The patient position for shoulder arthroscopy with traction applied to the arm
The patient position for shoulder arthroscopy with traction applied to the arm.


Shoulder Intra-Articular Examination and Surgery

First, the posterior portal is formed, and then the anterior portal created using the Wissinger Rod technique.

The joint is examined at the intra-articular portion and the status of articular cartilage on the glenoid and humeral head noted. A electronic shaver can be used to debride and remove any synovitis, Minimal debridement is suggested if the biceps tendon is frayed, in order to preserve this tendon, which functions as a depressor of the humeral head.

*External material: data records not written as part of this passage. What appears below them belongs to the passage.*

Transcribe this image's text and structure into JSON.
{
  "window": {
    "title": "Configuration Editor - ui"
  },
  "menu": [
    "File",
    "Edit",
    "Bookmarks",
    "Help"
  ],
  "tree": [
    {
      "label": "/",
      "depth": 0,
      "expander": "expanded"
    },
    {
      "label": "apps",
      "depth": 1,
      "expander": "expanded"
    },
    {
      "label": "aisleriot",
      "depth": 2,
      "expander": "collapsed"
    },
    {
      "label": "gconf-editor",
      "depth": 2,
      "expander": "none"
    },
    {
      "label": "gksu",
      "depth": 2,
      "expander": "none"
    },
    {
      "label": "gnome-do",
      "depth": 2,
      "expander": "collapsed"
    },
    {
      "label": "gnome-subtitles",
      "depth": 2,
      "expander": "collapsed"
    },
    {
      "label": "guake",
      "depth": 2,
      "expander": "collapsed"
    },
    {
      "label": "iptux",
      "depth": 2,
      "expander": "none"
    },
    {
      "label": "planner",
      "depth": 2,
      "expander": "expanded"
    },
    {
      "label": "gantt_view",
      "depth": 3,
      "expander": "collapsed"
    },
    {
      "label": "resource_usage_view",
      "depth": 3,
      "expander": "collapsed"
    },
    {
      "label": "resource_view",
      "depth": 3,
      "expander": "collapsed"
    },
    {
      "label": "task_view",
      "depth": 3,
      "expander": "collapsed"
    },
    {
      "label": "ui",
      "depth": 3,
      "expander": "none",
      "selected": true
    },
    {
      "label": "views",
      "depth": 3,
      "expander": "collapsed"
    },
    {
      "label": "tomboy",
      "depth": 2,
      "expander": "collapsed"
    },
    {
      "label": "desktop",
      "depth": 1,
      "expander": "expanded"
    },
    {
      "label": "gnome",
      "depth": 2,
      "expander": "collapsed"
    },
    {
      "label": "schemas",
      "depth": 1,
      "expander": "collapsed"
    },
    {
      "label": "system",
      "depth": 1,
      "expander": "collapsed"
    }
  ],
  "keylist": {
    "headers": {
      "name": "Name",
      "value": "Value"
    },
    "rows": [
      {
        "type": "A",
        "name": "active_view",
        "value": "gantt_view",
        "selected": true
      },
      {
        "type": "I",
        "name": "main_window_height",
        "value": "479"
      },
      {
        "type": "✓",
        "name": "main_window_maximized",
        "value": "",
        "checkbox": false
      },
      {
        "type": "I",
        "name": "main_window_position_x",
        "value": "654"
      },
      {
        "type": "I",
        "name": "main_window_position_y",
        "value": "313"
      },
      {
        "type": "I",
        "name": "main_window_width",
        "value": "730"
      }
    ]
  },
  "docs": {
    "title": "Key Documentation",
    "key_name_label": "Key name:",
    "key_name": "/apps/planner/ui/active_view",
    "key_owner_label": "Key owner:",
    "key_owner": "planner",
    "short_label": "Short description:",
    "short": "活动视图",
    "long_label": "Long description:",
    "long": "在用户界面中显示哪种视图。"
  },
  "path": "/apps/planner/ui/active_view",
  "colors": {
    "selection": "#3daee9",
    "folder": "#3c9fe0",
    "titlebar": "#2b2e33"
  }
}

The undersurface of the rotator cuff is evaluated and frayed edges debrided. Slight scuffing on the cuff or large fragments that extend into the substance of the supraspinatus tendon can be associated with more extensive disease. This area is debrided of loose tissue, but complete excision of necrotic tissue is not undertaken.


Subacromial Examination and Surgery

Anterior acromioplasty and decompression of the subacromial space is the aim of the procedure. Decompression is achieved by resecting the subacromial bursa and sectioning the coraco-acromial ligament acromial attachment. The anterior acromioplasty removes the underside of the bone of the acromial arch to provide more room for the rotator cuff tendon. At the end of the procedure the wounds are usually sutured or closed with adhesive strips and dressings applied. It is not uncommon for the shoulder to be swollen from local absorption of fluid into the tissues around the shoulder joint. This usually settles over a few hours as the fluids reabsorb. A sling is usually applied to rest and support the shoulder.

The position of the arthroscope and electronic shaver for busal arthroscopy and subacromial decompression
Fig. 2. The position of the arthroscope and electronic shaver for busal arthroscopy and subacromial decompression.